Création d’une institution dédiée aux artistes
Pour ce qui est du chantier national de la généralisation de la protection sociale, M. Akhannouch a indiqué que le gouvernement œuvre actuellement à parachever les mesures de protection sociale au profit des artistes. «Un décret étant en cours d’élaboration pour permettre aux catégories des professionnels, aux travailleurs indépendants et aux non-salariés qui exercent une activité privée en lien avec les professions artistiques d’en bénéficier», souligne-t-il.
Il a également noté qu’un projet de loi est également en cours d’élaboration pour la création et l’organisation d’une institution dédiée aux artistes et créateurs marocains, qui sera placée sous l’égide du ministre de tutelle et dotée de la personnalité morale et de l’autonomie financière. «Notre but est d’améliorer les conditions sociales et matérielles de cette catégorie et de rendre hommage et faire connaître leurs œuvres et réalisations, en plus de leur fournir des prestations sociales et à leurs ayants droit, notamment la prise en charge complète de ceux en situation vulnérable», relève-t-il.
Promotion du modèle marocain sur la scène internationale
Le chef du gouvernement a souligné le rôle que joue la diplomatie culturelle dans la promotion de l’image du Maroc sur la scène internationale.
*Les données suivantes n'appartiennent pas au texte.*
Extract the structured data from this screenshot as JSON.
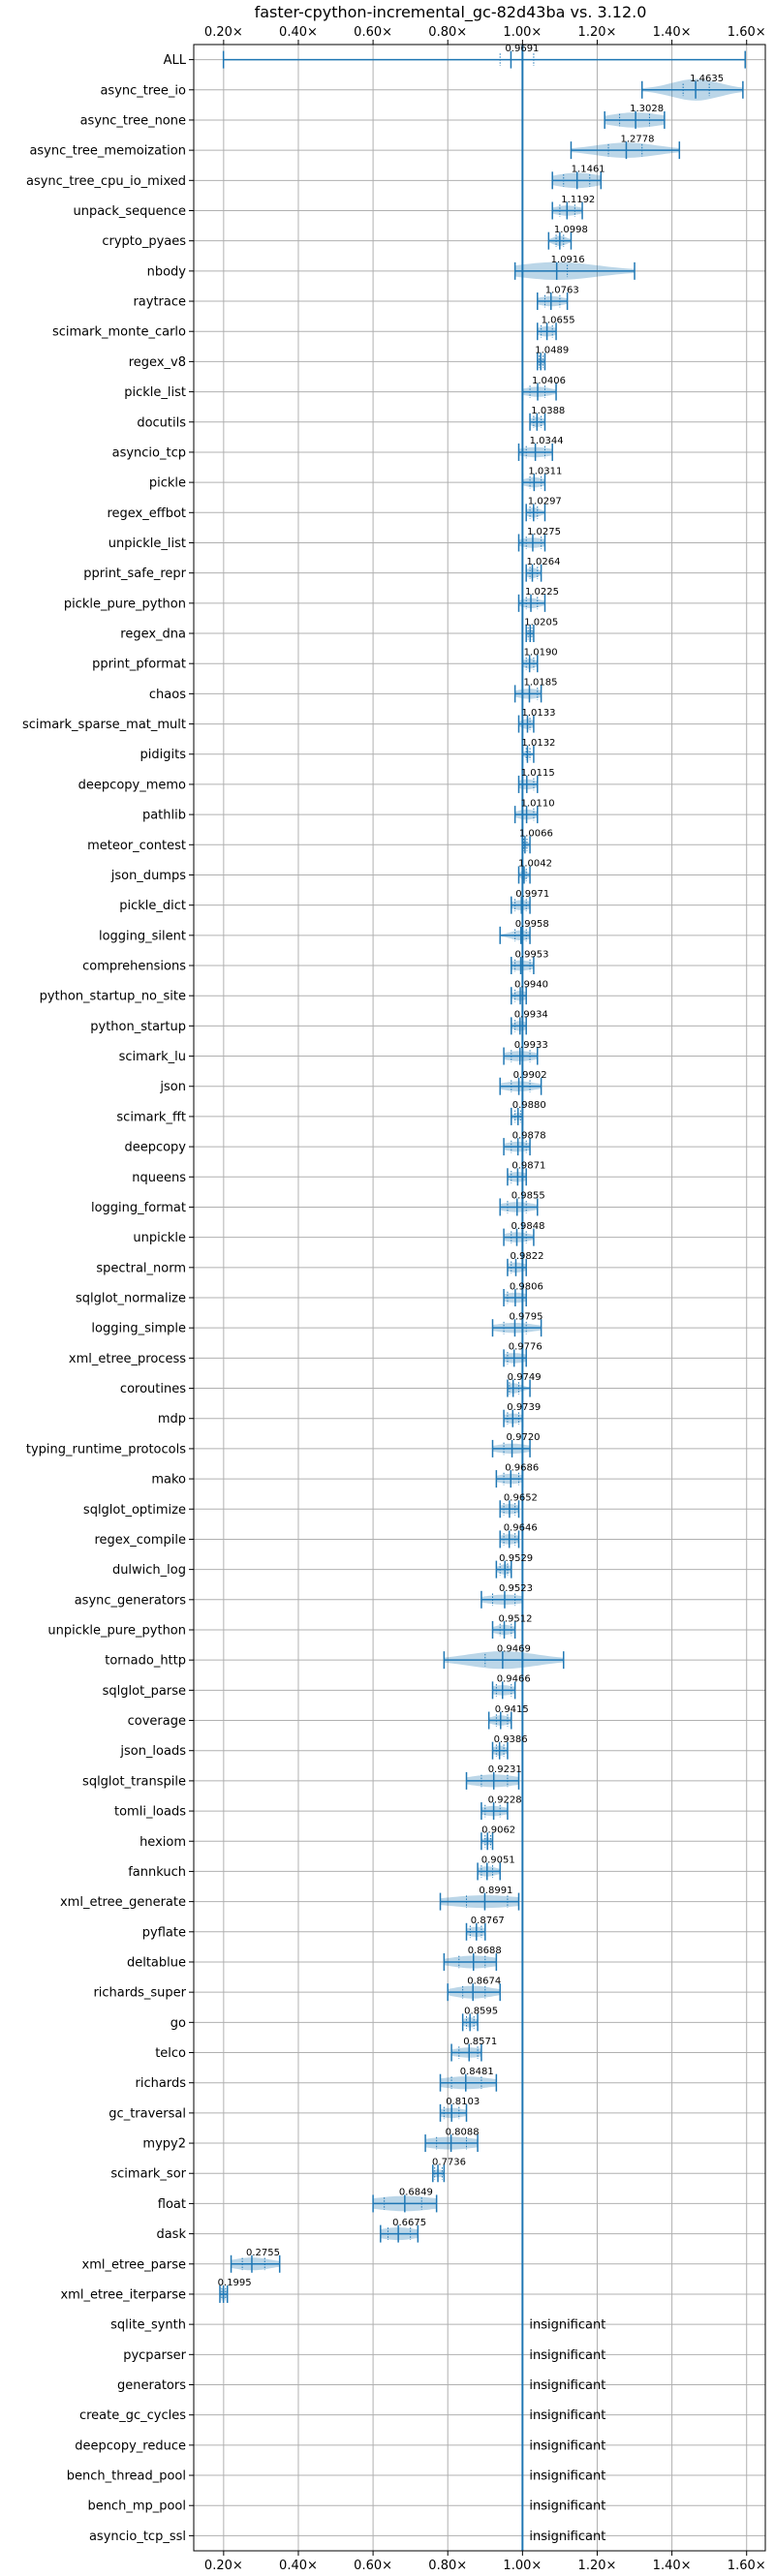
{
  "chart_data": {
    "type": "violin",
    "title": "faster-cpython-incremental_gc-82d43ba vs. 3.12.0",
    "xlabel": "",
    "ylabel": "",
    "xlim": [
      0.12,
      1.65
    ],
    "xticks": [
      0.2,
      0.4,
      0.6,
      0.8,
      1.0,
      1.2,
      1.4,
      1.6
    ],
    "xtick_labels": [
      "0.20×",
      "0.40×",
      "0.60×",
      "0.80×",
      "1.00×",
      "1.20×",
      "1.40×",
      "1.60×"
    ],
    "reference_line": 1.0,
    "grid": true,
    "insignificant_text": "insignificant",
    "benchmarks": [
      {
        "name": "ALL",
        "label": "0.9691",
        "value": 0.9691,
        "min": 0.1995,
        "max": 1.5961,
        "q1": 0.94,
        "q3": 1.03,
        "width": 0.04
      },
      {
        "name": "async_tree_io",
        "label": "1.4635",
        "value": 1.4635,
        "min": 1.32,
        "max": 1.59,
        "q1": 1.43,
        "q3": 1.5,
        "width": 0.85
      },
      {
        "name": "async_tree_none",
        "label": "1.3028",
        "value": 1.3028,
        "min": 1.22,
        "max": 1.38,
        "q1": 1.26,
        "q3": 1.34,
        "width": 0.6
      },
      {
        "name": "async_tree_memoization",
        "label": "1.2778",
        "value": 1.2778,
        "min": 1.13,
        "max": 1.42,
        "q1": 1.23,
        "q3": 1.32,
        "width": 0.6
      },
      {
        "name": "async_tree_cpu_io_mixed",
        "label": "1.1461",
        "value": 1.1461,
        "min": 1.08,
        "max": 1.21,
        "q1": 1.11,
        "q3": 1.18,
        "width": 0.6
      },
      {
        "name": "unpack_sequence",
        "label": "1.1192",
        "value": 1.1192,
        "min": 1.08,
        "max": 1.16,
        "q1": 1.1,
        "q3": 1.14,
        "width": 0.4
      },
      {
        "name": "crypto_pyaes",
        "label": "1.0998",
        "value": 1.0998,
        "min": 1.07,
        "max": 1.13,
        "q1": 1.09,
        "q3": 1.11,
        "width": 0.4
      },
      {
        "name": "nbody",
        "label": "1.0916",
        "value": 1.0916,
        "min": 0.98,
        "max": 1.3,
        "q1": 1.0,
        "q3": 1.12,
        "width": 0.7
      },
      {
        "name": "raytrace",
        "label": "1.0763",
        "value": 1.0763,
        "min": 1.04,
        "max": 1.12,
        "q1": 1.06,
        "q3": 1.1,
        "width": 0.4
      },
      {
        "name": "scimark_monte_carlo",
        "label": "1.0655",
        "value": 1.0655,
        "min": 1.04,
        "max": 1.09,
        "q1": 1.05,
        "q3": 1.08,
        "width": 0.4
      },
      {
        "name": "regex_v8",
        "label": "1.0489",
        "value": 1.0489,
        "min": 1.04,
        "max": 1.06,
        "q1": 1.045,
        "q3": 1.055,
        "width": 0.3
      },
      {
        "name": "pickle_list",
        "label": "1.0406",
        "value": 1.0406,
        "min": 1.0,
        "max": 1.09,
        "q1": 1.02,
        "q3": 1.06,
        "width": 0.4
      },
      {
        "name": "docutils",
        "label": "1.0388",
        "value": 1.0388,
        "min": 1.02,
        "max": 1.06,
        "q1": 1.03,
        "q3": 1.05,
        "width": 0.4
      },
      {
        "name": "asyncio_tcp",
        "label": "1.0344",
        "value": 1.0344,
        "min": 0.99,
        "max": 1.08,
        "q1": 1.01,
        "q3": 1.06,
        "width": 0.4
      },
      {
        "name": "pickle",
        "label": "1.0311",
        "value": 1.0311,
        "min": 1.0,
        "max": 1.06,
        "q1": 1.02,
        "q3": 1.05,
        "width": 0.4
      },
      {
        "name": "regex_effbot",
        "label": "1.0297",
        "value": 1.0297,
        "min": 1.01,
        "max": 1.06,
        "q1": 1.02,
        "q3": 1.04,
        "width": 0.4
      },
      {
        "name": "unpickle_list",
        "label": "1.0275",
        "value": 1.0275,
        "min": 0.99,
        "max": 1.06,
        "q1": 1.01,
        "q3": 1.05,
        "width": 0.4
      },
      {
        "name": "pprint_safe_repr",
        "label": "1.0264",
        "value": 1.0264,
        "min": 1.01,
        "max": 1.05,
        "q1": 1.02,
        "q3": 1.04,
        "width": 0.4
      },
      {
        "name": "pickle_pure_python",
        "label": "1.0225",
        "value": 1.0225,
        "min": 0.99,
        "max": 1.06,
        "q1": 1.01,
        "q3": 1.04,
        "width": 0.4
      },
      {
        "name": "regex_dna",
        "label": "1.0205",
        "value": 1.0205,
        "min": 1.01,
        "max": 1.03,
        "q1": 1.015,
        "q3": 1.025,
        "width": 0.3
      },
      {
        "name": "pprint_pformat",
        "label": "1.0190",
        "value": 1.019,
        "min": 1.0,
        "max": 1.04,
        "q1": 1.01,
        "q3": 1.03,
        "width": 0.4
      },
      {
        "name": "chaos",
        "label": "1.0185",
        "value": 1.0185,
        "min": 0.98,
        "max": 1.05,
        "q1": 1.0,
        "q3": 1.04,
        "width": 0.4
      },
      {
        "name": "scimark_sparse_mat_mult",
        "label": "1.0133",
        "value": 1.0133,
        "min": 0.99,
        "max": 1.03,
        "q1": 1.0,
        "q3": 1.02,
        "width": 0.4
      },
      {
        "name": "pidigits",
        "label": "1.0132",
        "value": 1.0132,
        "min": 1.0,
        "max": 1.03,
        "q1": 1.01,
        "q3": 1.02,
        "width": 0.3
      },
      {
        "name": "deepcopy_memo",
        "label": "1.0115",
        "value": 1.0115,
        "min": 0.99,
        "max": 1.04,
        "q1": 1.0,
        "q3": 1.03,
        "width": 0.4
      },
      {
        "name": "pathlib",
        "label": "1.0110",
        "value": 1.011,
        "min": 0.98,
        "max": 1.04,
        "q1": 1.0,
        "q3": 1.03,
        "width": 0.4
      },
      {
        "name": "meteor_contest",
        "label": "1.0066",
        "value": 1.0066,
        "min": 1.0,
        "max": 1.02,
        "q1": 1.003,
        "q3": 1.012,
        "width": 0.3
      },
      {
        "name": "json_dumps",
        "label": "1.0042",
        "value": 1.0042,
        "min": 0.99,
        "max": 1.02,
        "q1": 1.0,
        "q3": 1.01,
        "width": 0.4
      },
      {
        "name": "pickle_dict",
        "label": "0.9971",
        "value": 0.9971,
        "min": 0.97,
        "max": 1.02,
        "q1": 0.98,
        "q3": 1.01,
        "width": 0.4
      },
      {
        "name": "logging_silent",
        "label": "0.9958",
        "value": 0.9958,
        "min": 0.94,
        "max": 1.02,
        "q1": 0.98,
        "q3": 1.01,
        "width": 0.4
      },
      {
        "name": "comprehensions",
        "label": "0.9953",
        "value": 0.9953,
        "min": 0.97,
        "max": 1.03,
        "q1": 0.98,
        "q3": 1.02,
        "width": 0.4
      },
      {
        "name": "python_startup_no_site",
        "label": "0.9940",
        "value": 0.994,
        "min": 0.97,
        "max": 1.01,
        "q1": 0.98,
        "q3": 1.0,
        "width": 0.4
      },
      {
        "name": "python_startup",
        "label": "0.9934",
        "value": 0.9934,
        "min": 0.97,
        "max": 1.01,
        "q1": 0.98,
        "q3": 1.0,
        "width": 0.4
      },
      {
        "name": "scimark_lu",
        "label": "0.9933",
        "value": 0.9933,
        "min": 0.95,
        "max": 1.04,
        "q1": 0.97,
        "q3": 1.02,
        "width": 0.4
      },
      {
        "name": "json",
        "label": "0.9902",
        "value": 0.9902,
        "min": 0.94,
        "max": 1.05,
        "q1": 0.97,
        "q3": 1.02,
        "width": 0.4
      },
      {
        "name": "scimark_fft",
        "label": "0.9880",
        "value": 0.988,
        "min": 0.97,
        "max": 1.0,
        "q1": 0.98,
        "q3": 0.995,
        "width": 0.3
      },
      {
        "name": "deepcopy",
        "label": "0.9878",
        "value": 0.9878,
        "min": 0.95,
        "max": 1.02,
        "q1": 0.97,
        "q3": 1.01,
        "width": 0.4
      },
      {
        "name": "nqueens",
        "label": "0.9871",
        "value": 0.9871,
        "min": 0.96,
        "max": 1.01,
        "q1": 0.97,
        "q3": 1.0,
        "width": 0.4
      },
      {
        "name": "logging_format",
        "label": "0.9855",
        "value": 0.9855,
        "min": 0.94,
        "max": 1.04,
        "q1": 0.96,
        "q3": 1.01,
        "width": 0.4
      },
      {
        "name": "unpickle",
        "label": "0.9848",
        "value": 0.9848,
        "min": 0.95,
        "max": 1.03,
        "q1": 0.97,
        "q3": 1.01,
        "width": 0.4
      },
      {
        "name": "spectral_norm",
        "label": "0.9822",
        "value": 0.9822,
        "min": 0.96,
        "max": 1.01,
        "q1": 0.97,
        "q3": 1.0,
        "width": 0.4
      },
      {
        "name": "sqlglot_normalize",
        "label": "0.9806",
        "value": 0.9806,
        "min": 0.95,
        "max": 1.01,
        "q1": 0.96,
        "q3": 1.0,
        "width": 0.4
      },
      {
        "name": "logging_simple",
        "label": "0.9795",
        "value": 0.9795,
        "min": 0.92,
        "max": 1.05,
        "q1": 0.95,
        "q3": 1.01,
        "width": 0.4
      },
      {
        "name": "xml_etree_process",
        "label": "0.9776",
        "value": 0.9776,
        "min": 0.95,
        "max": 1.01,
        "q1": 0.96,
        "q3": 1.0,
        "width": 0.4
      },
      {
        "name": "coroutines",
        "label": "0.9749",
        "value": 0.9749,
        "min": 0.96,
        "max": 1.02,
        "q1": 0.965,
        "q3": 0.99,
        "width": 0.4
      },
      {
        "name": "mdp",
        "label": "0.9739",
        "value": 0.9739,
        "min": 0.95,
        "max": 1.0,
        "q1": 0.96,
        "q3": 0.99,
        "width": 0.4
      },
      {
        "name": "typing_runtime_protocols",
        "label": "0.9720",
        "value": 0.972,
        "min": 0.92,
        "max": 1.02,
        "q1": 0.95,
        "q3": 1.0,
        "width": 0.4
      },
      {
        "name": "mako",
        "label": "0.9686",
        "value": 0.9686,
        "min": 0.93,
        "max": 1.0,
        "q1": 0.95,
        "q3": 0.99,
        "width": 0.4
      },
      {
        "name": "sqlglot_optimize",
        "label": "0.9652",
        "value": 0.9652,
        "min": 0.94,
        "max": 0.99,
        "q1": 0.95,
        "q3": 0.98,
        "width": 0.4
      },
      {
        "name": "regex_compile",
        "label": "0.9646",
        "value": 0.9646,
        "min": 0.94,
        "max": 0.99,
        "q1": 0.95,
        "q3": 0.98,
        "width": 0.4
      },
      {
        "name": "dulwich_log",
        "label": "0.9529",
        "value": 0.9529,
        "min": 0.93,
        "max": 0.97,
        "q1": 0.94,
        "q3": 0.96,
        "width": 0.4
      },
      {
        "name": "async_generators",
        "label": "0.9523",
        "value": 0.9523,
        "min": 0.89,
        "max": 1.0,
        "q1": 0.92,
        "q3": 0.98,
        "width": 0.4
      },
      {
        "name": "unpickle_pure_python",
        "label": "0.9512",
        "value": 0.9512,
        "min": 0.92,
        "max": 0.98,
        "q1": 0.94,
        "q3": 0.97,
        "width": 0.4
      },
      {
        "name": "tornado_http",
        "label": "0.9469",
        "value": 0.9469,
        "min": 0.79,
        "max": 1.11,
        "q1": 0.9,
        "q3": 1.0,
        "width": 0.7
      },
      {
        "name": "sqlglot_parse",
        "label": "0.9466",
        "value": 0.9466,
        "min": 0.92,
        "max": 0.98,
        "q1": 0.93,
        "q3": 0.97,
        "width": 0.4
      },
      {
        "name": "coverage",
        "label": "0.9415",
        "value": 0.9415,
        "min": 0.91,
        "max": 0.97,
        "q1": 0.93,
        "q3": 0.96,
        "width": 0.4
      },
      {
        "name": "json_loads",
        "label": "0.9386",
        "value": 0.9386,
        "min": 0.92,
        "max": 0.96,
        "q1": 0.93,
        "q3": 0.95,
        "width": 0.4
      },
      {
        "name": "sqlglot_transpile",
        "label": "0.9231",
        "value": 0.9231,
        "min": 0.85,
        "max": 0.99,
        "q1": 0.89,
        "q3": 0.96,
        "width": 0.5
      },
      {
        "name": "tomli_loads",
        "label": "0.9228",
        "value": 0.9228,
        "min": 0.89,
        "max": 0.96,
        "q1": 0.9,
        "q3": 0.94,
        "width": 0.4
      },
      {
        "name": "hexiom",
        "label": "0.9062",
        "value": 0.9062,
        "min": 0.89,
        "max": 0.92,
        "q1": 0.9,
        "q3": 0.915,
        "width": 0.3
      },
      {
        "name": "fannkuch",
        "label": "0.9051",
        "value": 0.9051,
        "min": 0.88,
        "max": 0.94,
        "q1": 0.89,
        "q3": 0.92,
        "width": 0.4
      },
      {
        "name": "xml_etree_generate",
        "label": "0.8991",
        "value": 0.8991,
        "min": 0.78,
        "max": 0.99,
        "q1": 0.85,
        "q3": 0.96,
        "width": 0.5
      },
      {
        "name": "pyflate",
        "label": "0.8767",
        "value": 0.8767,
        "min": 0.85,
        "max": 0.9,
        "q1": 0.86,
        "q3": 0.89,
        "width": 0.4
      },
      {
        "name": "deltablue",
        "label": "0.8688",
        "value": 0.8688,
        "min": 0.79,
        "max": 0.93,
        "q1": 0.83,
        "q3": 0.9,
        "width": 0.5
      },
      {
        "name": "richards_super",
        "label": "0.8674",
        "value": 0.8674,
        "min": 0.8,
        "max": 0.94,
        "q1": 0.84,
        "q3": 0.9,
        "width": 0.5
      },
      {
        "name": "go",
        "label": "0.8595",
        "value": 0.8595,
        "min": 0.84,
        "max": 0.88,
        "q1": 0.85,
        "q3": 0.87,
        "width": 0.4
      },
      {
        "name": "telco",
        "label": "0.8571",
        "value": 0.8571,
        "min": 0.81,
        "max": 0.89,
        "q1": 0.83,
        "q3": 0.88,
        "width": 0.4
      },
      {
        "name": "richards",
        "label": "0.8481",
        "value": 0.8481,
        "min": 0.78,
        "max": 0.93,
        "q1": 0.81,
        "q3": 0.89,
        "width": 0.5
      },
      {
        "name": "gc_traversal",
        "label": "0.8103",
        "value": 0.8103,
        "min": 0.78,
        "max": 0.85,
        "q1": 0.79,
        "q3": 0.83,
        "width": 0.4
      },
      {
        "name": "mypy2",
        "label": "0.8088",
        "value": 0.8088,
        "min": 0.74,
        "max": 0.88,
        "q1": 0.77,
        "q3": 0.85,
        "width": 0.5
      },
      {
        "name": "scimark_sor",
        "label": "0.7736",
        "value": 0.7736,
        "min": 0.76,
        "max": 0.79,
        "q1": 0.765,
        "q3": 0.785,
        "width": 0.3
      },
      {
        "name": "float",
        "label": "0.6849",
        "value": 0.6849,
        "min": 0.6,
        "max": 0.77,
        "q1": 0.63,
        "q3": 0.73,
        "width": 0.6
      },
      {
        "name": "dask",
        "label": "0.6675",
        "value": 0.6675,
        "min": 0.62,
        "max": 0.72,
        "q1": 0.64,
        "q3": 0.7,
        "width": 0.5
      },
      {
        "name": "xml_etree_parse",
        "label": "0.2755",
        "value": 0.2755,
        "min": 0.22,
        "max": 0.35,
        "q1": 0.25,
        "q3": 0.31,
        "width": 0.5
      },
      {
        "name": "xml_etree_iterparse",
        "label": "0.1995",
        "value": 0.1995,
        "min": 0.19,
        "max": 0.21,
        "q1": 0.195,
        "q3": 0.205,
        "width": 0.4
      },
      {
        "name": "sqlite_synth",
        "insignificant": true
      },
      {
        "name": "pycparser",
        "insignificant": true
      },
      {
        "name": "generators",
        "insignificant": true
      },
      {
        "name": "create_gc_cycles",
        "insignificant": true
      },
      {
        "name": "deepcopy_reduce",
        "insignificant": true
      },
      {
        "name": "bench_thread_pool",
        "insignificant": true
      },
      {
        "name": "bench_mp_pool",
        "insignificant": true
      },
      {
        "name": "asyncio_tcp_ssl",
        "insignificant": true
      }
    ]
  },
  "colors": {
    "line": "#1f77b4",
    "violin_fill": "#1f77b4",
    "grid": "#b0b0b0",
    "axis": "#000000"
  }
}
Dans ce sens, il a indiqué que l’Exécutif «œuvrera conformément aux Hautes orientations royales à renforcer l’action visant à assurer la promotion du modèle marocain, qui puise sa force et sa richesse dans les profondes réformes démocratiques que connaît le Royaume et à faire connaître les grands chantiers de développement en cours dans divers domaines, notamment le développement humain, la promotion du tourisme, le développement durable et les énergies renouvelables».
Le gouvernement, a poursuivi M. Akhannouch, se penchera également sur le renforcement de la présence de la culture marocaine au-delà des frontières. Cela nécessite, selon lui, la mise à profit de toutes les opportunités et compétences dont regorge le Royaume. A commencer par le renforcement des rôles de la communauté marocaine à l’étranger, outre l’appui aux rôles des institutions et instances officielles qui les représentent et des associations des Marocains du Monde, et ce en vue de conférer davantage de rayonnement à la culture marocaine et refléter les multiples facettes et la diversité qui marquent la culture et la société marocaines. Par ailleurs, le chef du gouvernement a relevé que l’Exécutif continuera à mettre en application les dispositions de la loi organique N° 26.16 définissant le processus de mise en œuvre du caractère officiel de l’amazigh, afin de donner à la langue et à la culture amazighes la place qui leur convient.
Valorisation du capital culturel
M. Akhannouch a noté que la valorisation du capital culturel est aussi tributaire du développement du secteur du livre et du fait de lui accorder davantage d’intérêt car représentant l’un des principaux piliers pour mettre en exergue le rayonnement culturel du Royaume, relevant également qu’on ne peut parler de politique culturelle sans le cinéma et la contribution de celui-ci à forger l’image mentale du patrimoine, de la civilisation et de la richesse de la culture marocaine.